Friends of Wainui Bush Park say they are frustrated Waikato District Council work in the idyllic reserve is often leaving them out on a limb.
But the Friends – a volunteer group who have tended the 10-hectare park now for a quarter of a century – insist all that’s really needed in most cases is better communication to ensure neither party barks up the wrong tree.
The weed-spraying of native vegetation around a mound of slowly mulching bamboo and the felling of a tree the Friends had just pruned are two recent incidents cited in an exchange of emails with council staff.
The Friends say the incidents occurred despite their repeated emails to the council asking for consultation before any action was taken in the park.
“How can liaison be strengthened to allow us to improve the park without wasting our effort?” longtime group member John Lawson asked of parks and facilities team leader Duncan MacDougall in an email late last year.
He complained the spraying of the poroporo – which was shading out the mulching bamboo – “has wasted that effort and set us back two years”. “Will the native vegetation be sprayed again if we try to encourage it to take over from the bamboo?” he asked.
The felling of a large tree occurred just weeks after the Friends had removed a broken branch. “Had we known the whole tree was to be felled, we could have saved ourselves that wasted work,” the Friends emailed the council.
They’d decided earlier the tree overall looked safe, and John said the logs left over from the chainsawing backed up that assessment as they were free from rot.
In another case, John said he got a call from a contractor who’d been asked by council to strengthen a bridge rail but could not find it. None of the bridges John described to the contractor fitted with what he’d been asked to do.
“If the instruction had been copied to us (the Friends) we could’ve saved some time by identifying the bridge,” John pointed out to the council.
On the plus side, the Friends are pleased the council has for some time now taken responsibility for organising the mowing of the park, as this frees them up for other gardening projects.
And they believe council staff are trying to be a little more communicative.
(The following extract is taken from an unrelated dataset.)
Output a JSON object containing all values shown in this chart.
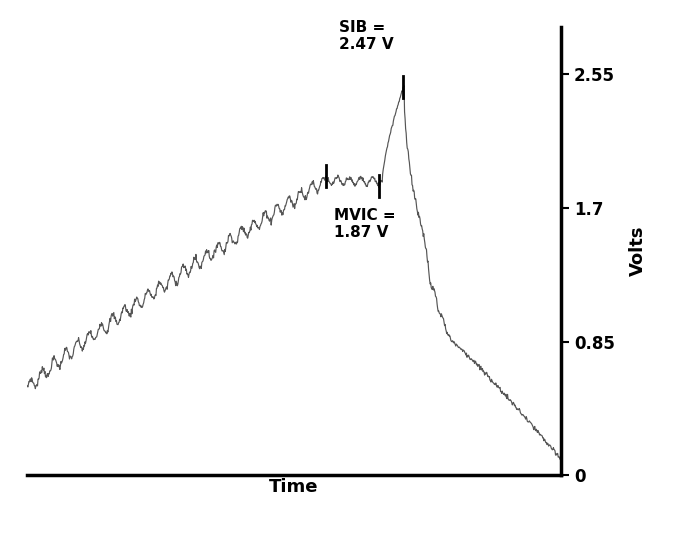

They’re also chuffed at the results of a major upgrade by the council last winter of two stream bridges and several bush tracks. They say the paths and bridges are now wider and more user-friendly, with no more “slipping and sliding in winter mud”.
Nonagenarian and founding Friends’ member Betty Rawley, whose property borders the park, walks the tracks daily and says they’re “beautifully drained all-weather paths now and much more accessible”.
However the Friends were less happy at the lack of notice over the timing of the upgrade. Twice they arrived at the park as usual every second Monday only to find the contractors had closed the reserve. They say the timing of the work also flew in the face of a council assurance any work would be done when the ground wasn’t so wet, so as to minimise damage.
The emails provided to the Chronicle reveal that while the council apologised for the inconvenience and conceded the Friends should’ve been informed, it explained the contractors had a “window of opportunity” so had not waited till spring as planned.
Meanwhile, there’s no sign of signage the Friends have requested to make clear overnight camping in the carpark is banned. And five years on, the Friends are still waiting on signs directing the public through the maze of tracks.
A list of “do’s and dont’s” for park users also seems on the slow burner, apparently waiting for council policy to be finalised.
“It’s all about to happen,” says John, “but hasn’t.”